Raining cats and dogs is what it was doing yesterday, and all night long. The rain made me think of the expression, which made me wonder where the phrase came from originally.
After doing a little research, I find no one know for sure; but the best guess is in 17th century England, if the rain were heavy enough, it would flow down the filthy streets, carrying along dead animals. Eeuwww.
That in turn made me wonder where other colorful phrases came from. So I did a little more research and found these:
Beat Around the Bush: This most probably evolved from hunts where there were men specifically employed to beat the bushes with a stick, thus flushing out the birds for others to shoot. Thus the bush-beaters never get to the actual point of the hunt: killing the birds.
Under the Weather: This one is tougher. But it might come from travel by ship, when stormy weather made passengers seasick. They would head below decks where the rocking sensation wasn’t as strong. Thus, they were forced under (the deck by) the weather.

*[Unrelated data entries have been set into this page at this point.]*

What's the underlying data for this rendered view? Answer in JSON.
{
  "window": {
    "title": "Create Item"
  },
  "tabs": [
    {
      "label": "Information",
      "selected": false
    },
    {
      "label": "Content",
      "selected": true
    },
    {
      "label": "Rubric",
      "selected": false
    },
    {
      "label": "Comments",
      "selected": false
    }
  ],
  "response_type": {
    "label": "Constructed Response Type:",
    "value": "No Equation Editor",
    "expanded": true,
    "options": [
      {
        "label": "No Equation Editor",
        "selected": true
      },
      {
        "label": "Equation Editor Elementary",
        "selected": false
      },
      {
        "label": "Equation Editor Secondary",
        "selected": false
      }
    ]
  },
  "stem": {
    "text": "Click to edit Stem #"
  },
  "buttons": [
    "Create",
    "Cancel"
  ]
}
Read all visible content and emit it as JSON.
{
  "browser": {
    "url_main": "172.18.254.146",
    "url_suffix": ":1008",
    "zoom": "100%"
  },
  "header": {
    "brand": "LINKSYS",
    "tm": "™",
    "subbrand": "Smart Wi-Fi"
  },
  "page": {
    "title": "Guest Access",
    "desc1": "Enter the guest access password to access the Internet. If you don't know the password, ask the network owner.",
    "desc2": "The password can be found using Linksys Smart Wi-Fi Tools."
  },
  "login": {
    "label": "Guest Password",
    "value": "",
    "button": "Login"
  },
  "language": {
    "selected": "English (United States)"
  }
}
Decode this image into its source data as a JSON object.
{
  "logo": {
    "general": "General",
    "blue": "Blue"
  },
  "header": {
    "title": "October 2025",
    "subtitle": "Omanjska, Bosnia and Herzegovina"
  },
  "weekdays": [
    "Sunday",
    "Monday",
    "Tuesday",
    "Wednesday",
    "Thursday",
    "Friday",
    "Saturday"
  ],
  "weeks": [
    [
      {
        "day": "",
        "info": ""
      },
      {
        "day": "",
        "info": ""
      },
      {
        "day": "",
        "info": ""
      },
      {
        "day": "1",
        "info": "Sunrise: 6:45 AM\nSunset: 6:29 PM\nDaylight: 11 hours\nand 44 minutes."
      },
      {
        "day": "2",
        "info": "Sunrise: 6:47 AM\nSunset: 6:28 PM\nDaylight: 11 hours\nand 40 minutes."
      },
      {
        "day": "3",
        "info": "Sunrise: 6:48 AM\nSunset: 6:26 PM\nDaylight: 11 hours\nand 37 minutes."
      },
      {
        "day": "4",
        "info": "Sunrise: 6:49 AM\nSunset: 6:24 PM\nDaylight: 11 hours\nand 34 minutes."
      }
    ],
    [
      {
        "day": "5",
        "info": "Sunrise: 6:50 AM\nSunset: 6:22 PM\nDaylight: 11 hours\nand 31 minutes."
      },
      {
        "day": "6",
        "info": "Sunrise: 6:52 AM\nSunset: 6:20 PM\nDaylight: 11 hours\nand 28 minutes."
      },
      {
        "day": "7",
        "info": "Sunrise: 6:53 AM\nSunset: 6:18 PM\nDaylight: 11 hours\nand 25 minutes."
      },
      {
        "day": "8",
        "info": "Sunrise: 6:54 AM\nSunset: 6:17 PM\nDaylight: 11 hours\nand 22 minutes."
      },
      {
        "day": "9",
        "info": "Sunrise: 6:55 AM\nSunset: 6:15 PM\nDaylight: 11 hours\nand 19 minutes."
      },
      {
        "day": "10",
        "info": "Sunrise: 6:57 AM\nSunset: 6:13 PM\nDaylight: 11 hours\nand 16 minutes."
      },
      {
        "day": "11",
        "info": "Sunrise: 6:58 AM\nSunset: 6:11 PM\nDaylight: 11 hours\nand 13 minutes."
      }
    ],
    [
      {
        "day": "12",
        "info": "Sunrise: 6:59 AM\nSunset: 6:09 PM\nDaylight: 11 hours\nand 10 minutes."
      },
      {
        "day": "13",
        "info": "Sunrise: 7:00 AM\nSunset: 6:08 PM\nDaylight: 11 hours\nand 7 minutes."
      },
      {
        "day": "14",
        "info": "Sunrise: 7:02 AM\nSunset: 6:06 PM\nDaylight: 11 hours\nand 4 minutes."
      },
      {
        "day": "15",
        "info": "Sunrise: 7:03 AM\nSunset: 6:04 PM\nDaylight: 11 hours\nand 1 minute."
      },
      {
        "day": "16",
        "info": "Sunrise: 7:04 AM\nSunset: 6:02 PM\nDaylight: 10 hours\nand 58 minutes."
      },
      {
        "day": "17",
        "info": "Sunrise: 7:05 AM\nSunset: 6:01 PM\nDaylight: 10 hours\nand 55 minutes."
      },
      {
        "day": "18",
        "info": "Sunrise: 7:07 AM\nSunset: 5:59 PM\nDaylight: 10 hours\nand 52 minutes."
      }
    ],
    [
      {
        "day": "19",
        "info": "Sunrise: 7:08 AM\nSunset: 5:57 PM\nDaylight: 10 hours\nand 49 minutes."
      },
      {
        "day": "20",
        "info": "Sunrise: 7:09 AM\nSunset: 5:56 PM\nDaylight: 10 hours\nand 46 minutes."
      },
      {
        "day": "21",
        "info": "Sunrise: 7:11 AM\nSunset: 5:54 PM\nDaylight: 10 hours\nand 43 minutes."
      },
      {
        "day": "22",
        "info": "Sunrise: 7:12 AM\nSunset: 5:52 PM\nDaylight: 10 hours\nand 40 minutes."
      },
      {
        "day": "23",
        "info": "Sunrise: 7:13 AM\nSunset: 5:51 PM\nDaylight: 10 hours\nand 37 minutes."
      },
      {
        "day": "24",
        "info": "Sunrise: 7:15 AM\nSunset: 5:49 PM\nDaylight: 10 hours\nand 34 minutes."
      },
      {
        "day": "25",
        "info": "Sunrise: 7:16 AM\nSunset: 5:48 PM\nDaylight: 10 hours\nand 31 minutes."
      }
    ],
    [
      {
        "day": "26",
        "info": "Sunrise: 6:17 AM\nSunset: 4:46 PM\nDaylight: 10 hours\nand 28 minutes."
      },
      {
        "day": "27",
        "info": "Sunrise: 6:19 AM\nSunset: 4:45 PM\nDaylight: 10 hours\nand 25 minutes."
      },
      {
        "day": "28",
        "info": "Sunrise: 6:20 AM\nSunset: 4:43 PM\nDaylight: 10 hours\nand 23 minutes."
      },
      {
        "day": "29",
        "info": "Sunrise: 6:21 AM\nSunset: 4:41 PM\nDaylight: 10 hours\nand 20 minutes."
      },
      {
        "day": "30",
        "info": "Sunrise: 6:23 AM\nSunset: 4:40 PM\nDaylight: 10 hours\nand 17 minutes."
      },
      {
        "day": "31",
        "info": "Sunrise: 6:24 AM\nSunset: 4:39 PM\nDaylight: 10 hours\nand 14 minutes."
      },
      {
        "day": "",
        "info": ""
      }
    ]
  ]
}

Off Your Rocker: This seems to have come from the days of electric trolleys, and the difficulty the motorman would have getting the contact wheel reconnected with the overhead wire when it had come disconnected, since once it was disconnected, it would no longer function.
Take It With a Grain of Salt: It’s possible this phrase goes all the way back to Pliny the Elder, who recommended taking a grain of salt as an antidote for poison.
What other expressions or idioms can you think of, and how did they originate? A fun avenue of research when you need a pleasant break.